私も最近は、少し複雑な税務相談についてまず生成AIに回答してもらい、その回答を裏付けする形で関連法令などを確認していく、という使い方をしています。とっても優秀ですが、最新の改正内容についてはアップデートが充分でないのか、間違った回答が返ってくることもよくあります。「その部分は間違ってないですか」と再質問すると、「さすがですね!」と褒めてくれます(生成AIの種類によっては塩対応のものもあるらしい)が、再回答の内容も充分でなかったりするので、今のところ税務に関する信用度は80~90%位という感覚です。あくまで回答のたたき台として使う感じです。
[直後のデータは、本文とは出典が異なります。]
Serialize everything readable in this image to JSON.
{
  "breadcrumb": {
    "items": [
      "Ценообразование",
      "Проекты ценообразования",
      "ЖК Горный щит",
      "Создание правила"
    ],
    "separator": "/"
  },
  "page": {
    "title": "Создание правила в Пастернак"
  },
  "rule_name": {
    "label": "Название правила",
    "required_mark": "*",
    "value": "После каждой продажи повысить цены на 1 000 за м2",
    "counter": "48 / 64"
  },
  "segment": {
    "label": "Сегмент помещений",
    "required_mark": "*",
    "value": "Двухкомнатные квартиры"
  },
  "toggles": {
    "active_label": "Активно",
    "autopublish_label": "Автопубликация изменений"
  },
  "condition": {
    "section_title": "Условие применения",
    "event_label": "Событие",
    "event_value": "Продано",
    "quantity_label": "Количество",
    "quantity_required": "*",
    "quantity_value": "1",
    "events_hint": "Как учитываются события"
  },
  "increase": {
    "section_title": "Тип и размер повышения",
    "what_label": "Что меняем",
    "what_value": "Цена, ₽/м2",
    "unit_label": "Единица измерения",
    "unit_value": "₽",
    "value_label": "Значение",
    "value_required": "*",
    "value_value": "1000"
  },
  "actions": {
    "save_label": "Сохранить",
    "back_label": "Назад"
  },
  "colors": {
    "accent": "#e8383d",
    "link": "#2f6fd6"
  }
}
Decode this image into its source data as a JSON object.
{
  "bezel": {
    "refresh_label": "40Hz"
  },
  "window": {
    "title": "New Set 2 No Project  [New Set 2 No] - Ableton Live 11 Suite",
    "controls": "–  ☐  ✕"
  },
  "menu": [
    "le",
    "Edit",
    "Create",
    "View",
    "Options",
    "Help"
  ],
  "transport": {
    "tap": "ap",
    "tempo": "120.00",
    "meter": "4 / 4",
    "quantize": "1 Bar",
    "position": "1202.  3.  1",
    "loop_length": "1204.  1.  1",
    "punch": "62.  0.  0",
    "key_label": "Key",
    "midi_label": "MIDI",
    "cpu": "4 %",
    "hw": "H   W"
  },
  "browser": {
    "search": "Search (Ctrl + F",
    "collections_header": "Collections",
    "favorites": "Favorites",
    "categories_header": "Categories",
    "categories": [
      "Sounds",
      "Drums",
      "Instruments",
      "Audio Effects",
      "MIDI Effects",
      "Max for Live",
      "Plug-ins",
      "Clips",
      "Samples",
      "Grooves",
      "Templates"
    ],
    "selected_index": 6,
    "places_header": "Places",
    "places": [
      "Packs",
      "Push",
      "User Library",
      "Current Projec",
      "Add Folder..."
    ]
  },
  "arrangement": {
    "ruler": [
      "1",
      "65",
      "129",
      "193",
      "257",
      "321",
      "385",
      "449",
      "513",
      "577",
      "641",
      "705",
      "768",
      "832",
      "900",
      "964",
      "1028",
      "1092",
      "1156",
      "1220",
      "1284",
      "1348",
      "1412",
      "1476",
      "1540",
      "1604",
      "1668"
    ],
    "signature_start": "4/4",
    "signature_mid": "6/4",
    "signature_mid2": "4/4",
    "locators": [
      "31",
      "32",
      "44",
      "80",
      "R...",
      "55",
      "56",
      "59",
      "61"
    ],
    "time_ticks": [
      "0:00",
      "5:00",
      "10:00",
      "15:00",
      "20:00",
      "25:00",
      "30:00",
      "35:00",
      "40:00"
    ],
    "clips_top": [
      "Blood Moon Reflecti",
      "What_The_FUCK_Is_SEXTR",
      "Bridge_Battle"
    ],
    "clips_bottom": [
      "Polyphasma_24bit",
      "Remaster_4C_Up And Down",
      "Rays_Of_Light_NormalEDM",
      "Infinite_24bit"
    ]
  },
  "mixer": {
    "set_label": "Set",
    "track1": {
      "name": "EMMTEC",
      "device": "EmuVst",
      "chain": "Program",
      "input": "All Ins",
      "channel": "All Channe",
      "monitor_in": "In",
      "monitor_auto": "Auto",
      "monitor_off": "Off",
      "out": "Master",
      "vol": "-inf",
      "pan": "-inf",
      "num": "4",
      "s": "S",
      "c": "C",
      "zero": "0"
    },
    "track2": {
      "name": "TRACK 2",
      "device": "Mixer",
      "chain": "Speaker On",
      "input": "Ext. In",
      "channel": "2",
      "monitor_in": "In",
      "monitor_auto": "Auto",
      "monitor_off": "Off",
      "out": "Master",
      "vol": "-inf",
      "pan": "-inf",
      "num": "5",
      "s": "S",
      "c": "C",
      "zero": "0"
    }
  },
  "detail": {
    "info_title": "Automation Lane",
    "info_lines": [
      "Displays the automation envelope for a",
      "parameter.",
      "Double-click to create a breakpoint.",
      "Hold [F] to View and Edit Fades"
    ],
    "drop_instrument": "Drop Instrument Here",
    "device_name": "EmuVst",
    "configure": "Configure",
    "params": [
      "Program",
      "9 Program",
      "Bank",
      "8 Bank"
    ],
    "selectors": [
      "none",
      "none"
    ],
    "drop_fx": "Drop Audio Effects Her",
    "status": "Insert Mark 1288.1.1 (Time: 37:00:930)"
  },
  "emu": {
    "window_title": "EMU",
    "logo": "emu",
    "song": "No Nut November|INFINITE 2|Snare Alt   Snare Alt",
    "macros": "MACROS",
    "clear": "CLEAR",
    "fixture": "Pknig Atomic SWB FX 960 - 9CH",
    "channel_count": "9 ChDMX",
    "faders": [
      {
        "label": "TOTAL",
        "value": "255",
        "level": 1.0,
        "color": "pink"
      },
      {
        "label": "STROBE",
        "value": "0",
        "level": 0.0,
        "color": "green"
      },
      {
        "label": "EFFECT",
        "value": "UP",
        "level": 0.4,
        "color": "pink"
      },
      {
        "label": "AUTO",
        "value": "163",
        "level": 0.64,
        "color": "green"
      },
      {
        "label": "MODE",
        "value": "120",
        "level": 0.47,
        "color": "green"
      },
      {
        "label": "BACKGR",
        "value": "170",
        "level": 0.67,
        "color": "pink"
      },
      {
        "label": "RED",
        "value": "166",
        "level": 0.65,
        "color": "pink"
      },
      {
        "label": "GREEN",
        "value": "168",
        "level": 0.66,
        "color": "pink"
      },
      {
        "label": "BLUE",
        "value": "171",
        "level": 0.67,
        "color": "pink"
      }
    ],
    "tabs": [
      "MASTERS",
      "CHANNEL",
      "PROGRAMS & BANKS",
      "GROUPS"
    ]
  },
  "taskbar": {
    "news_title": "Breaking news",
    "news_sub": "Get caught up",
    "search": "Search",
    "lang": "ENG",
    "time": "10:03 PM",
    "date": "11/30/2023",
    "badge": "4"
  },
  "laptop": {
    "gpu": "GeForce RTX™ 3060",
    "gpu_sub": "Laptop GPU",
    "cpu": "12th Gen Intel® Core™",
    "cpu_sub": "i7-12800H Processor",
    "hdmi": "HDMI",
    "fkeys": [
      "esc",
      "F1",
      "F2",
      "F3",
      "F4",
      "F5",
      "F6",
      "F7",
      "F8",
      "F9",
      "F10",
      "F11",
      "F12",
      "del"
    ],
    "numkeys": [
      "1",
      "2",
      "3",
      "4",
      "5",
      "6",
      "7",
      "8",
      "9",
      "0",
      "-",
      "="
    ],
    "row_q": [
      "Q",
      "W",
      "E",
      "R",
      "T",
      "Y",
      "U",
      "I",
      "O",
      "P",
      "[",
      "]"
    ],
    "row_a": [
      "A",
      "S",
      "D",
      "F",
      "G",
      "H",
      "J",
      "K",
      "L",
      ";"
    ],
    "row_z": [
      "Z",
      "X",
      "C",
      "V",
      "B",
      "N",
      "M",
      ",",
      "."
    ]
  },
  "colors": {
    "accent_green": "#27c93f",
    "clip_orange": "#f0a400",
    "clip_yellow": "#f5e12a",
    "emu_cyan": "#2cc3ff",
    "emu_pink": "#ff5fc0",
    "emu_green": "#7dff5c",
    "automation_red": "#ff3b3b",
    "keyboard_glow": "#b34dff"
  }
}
また最近会計面で話題になっているのは、領収書を重ねてそれを1枚ずつめくる動画をGeminiに読み込ませると、経費精算に使えるような一覧表を自動作成してくれたり、複式簿記による会計仕訳を自動生成してくれるというものです。これが高精度でできてしまうと、AI-OCR対応の会計ソフトが要らなくなるかもしれません。AIを使いこなせない会計事務所は近い将来消滅してしまうのでは、と思いましたね。
生成AIの使い道は無限で、例えば自社の経営現況を詳しくプロンプト入力して、「5年後に年商10億円にするために必要な経営計画を、同業他社の傾向も踏まえて、マーケティング面、人事面、財務面を中心に立ててください」と質問すると、豊富な情報量を元に、精度の高い計画を立案してくれます。上場企業でも、自社でカスタマイズした生成AIの回答を元に新商品を開発したり、経営そのものを行っている会社があるくらいです。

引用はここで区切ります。